PP: I think one important explanation is that we have a situation where the U.S. economy has been in recession. When the economy starts recovering, you'll see interest rates go up. Not enough attention being played to the softness of the economy.
SK: For the past year and a half, though, we've had a situation of very significant deficits but very low interest rates. So do you believe this is an anomaly that will eventually pass?
PP: I think it will pass. It will pass for two reasons: One, the economy, getting stronger and secondly, if we continue going from crisis to crisis, at some point... No one, certainly not Pete Peterson, can make predictions about the market reaction. But you know [Kenneth] Rogoff and [Carmen] Reinhart—I've talked to them, and they say [debt crises] are sudden, they're sharp, they're very substantial. The risk is simply too big. At some point, if we lurch form crisis to crisis, then confidence will decline on our economy in general.
SK: I know you say you can't predict when the market will turn because of a debt crisis. But, generally speaking, do you believe this something that's imminent—something that could happen over the next few months, the next year, or is it further down the road?

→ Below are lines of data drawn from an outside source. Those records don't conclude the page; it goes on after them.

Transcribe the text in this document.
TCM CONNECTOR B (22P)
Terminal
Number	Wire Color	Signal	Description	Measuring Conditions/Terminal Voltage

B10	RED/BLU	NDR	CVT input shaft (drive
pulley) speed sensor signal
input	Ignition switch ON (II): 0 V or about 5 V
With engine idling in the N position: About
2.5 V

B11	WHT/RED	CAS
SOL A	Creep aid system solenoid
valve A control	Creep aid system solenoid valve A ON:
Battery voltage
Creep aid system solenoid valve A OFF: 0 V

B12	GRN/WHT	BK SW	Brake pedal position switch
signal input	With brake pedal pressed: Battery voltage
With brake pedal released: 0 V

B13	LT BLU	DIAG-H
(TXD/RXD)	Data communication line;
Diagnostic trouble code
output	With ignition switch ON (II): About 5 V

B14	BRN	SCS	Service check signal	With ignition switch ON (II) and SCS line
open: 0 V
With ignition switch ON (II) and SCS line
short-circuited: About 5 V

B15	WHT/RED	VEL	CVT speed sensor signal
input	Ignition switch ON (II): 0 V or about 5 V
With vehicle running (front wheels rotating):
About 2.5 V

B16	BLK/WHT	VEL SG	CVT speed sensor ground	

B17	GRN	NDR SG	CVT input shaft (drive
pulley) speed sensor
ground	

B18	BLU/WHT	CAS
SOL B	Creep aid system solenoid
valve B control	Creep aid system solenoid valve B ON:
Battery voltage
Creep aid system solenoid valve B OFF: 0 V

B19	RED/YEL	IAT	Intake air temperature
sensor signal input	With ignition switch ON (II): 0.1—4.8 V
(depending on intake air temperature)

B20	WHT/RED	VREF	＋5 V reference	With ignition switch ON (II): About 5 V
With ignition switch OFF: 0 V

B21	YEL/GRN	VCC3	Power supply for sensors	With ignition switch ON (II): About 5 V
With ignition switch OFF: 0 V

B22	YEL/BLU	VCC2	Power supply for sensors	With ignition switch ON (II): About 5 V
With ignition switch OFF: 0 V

PP: I don't think anybody knows. If you study history, and I've tried to do this in a shallow way, the turns—they're sudden and they surprise nearly everybody. That's what I would expect here. You have to measure risks versus the rewards, and the risk versus the cost. The risk of market loss of confidence is so substantial. We're really playing with fire here. But I don't think there's anybody alive who can answer your question about precise timing.
There are two effects that I'm concerned about: Contrary to what you read, my primary concerns not this year's deficit or next year's deficit, it's long-term debt which is the problem. One, you will have the kind of fiscal crisis I was talking about. Two, even if we are able to avoid that kind of a crisis, it's clear that the resources we're going to have for investment, R&D, education, and training, go down. The inevitable effect will be less and less to invest—it would be what I call a slow-growth crisis. We need fundamental entitlement and tax reform.
SK: The president has said that he'd be willing to do entitlement reform, but only if spending cuts are paired 1:1 with more tax revenue, as he believes the fiscal cliff deal didn't get us far enough. Do you agree that we need more tax revenue for deficit reduction, not just from the individual side of the tax code, but from the corporate side as well?
PP: I have thought for some time that a critical component of tax reform is doing something about tax expenditures...They are disguised spending. Reducing tax expenditures, most of which go to well off and corporations, could provide those revenues. Tax reform combined with entitlements are the crucial element.
SK: So if tax reform is important for deficit reduction, do you believe that we should be considering revenue-positive corporate tax reform? That would eliminate expenditures not simply to reduce rates, but to reduce the deficit. I ask because both Republicans and the White House have previously promised to do revenue-neutral tax reform, which wouldn't reduce the deficit.
PP: That's going to be an inevitable political battle—how you split [the revenues] you get out of it. The argument I use with my Republican friends is that essentially these expenditures are market distortions. If you believe in freeing up the market, the logical thing would be to reduce those to a minimum state. I think tax reform should very much be on the table.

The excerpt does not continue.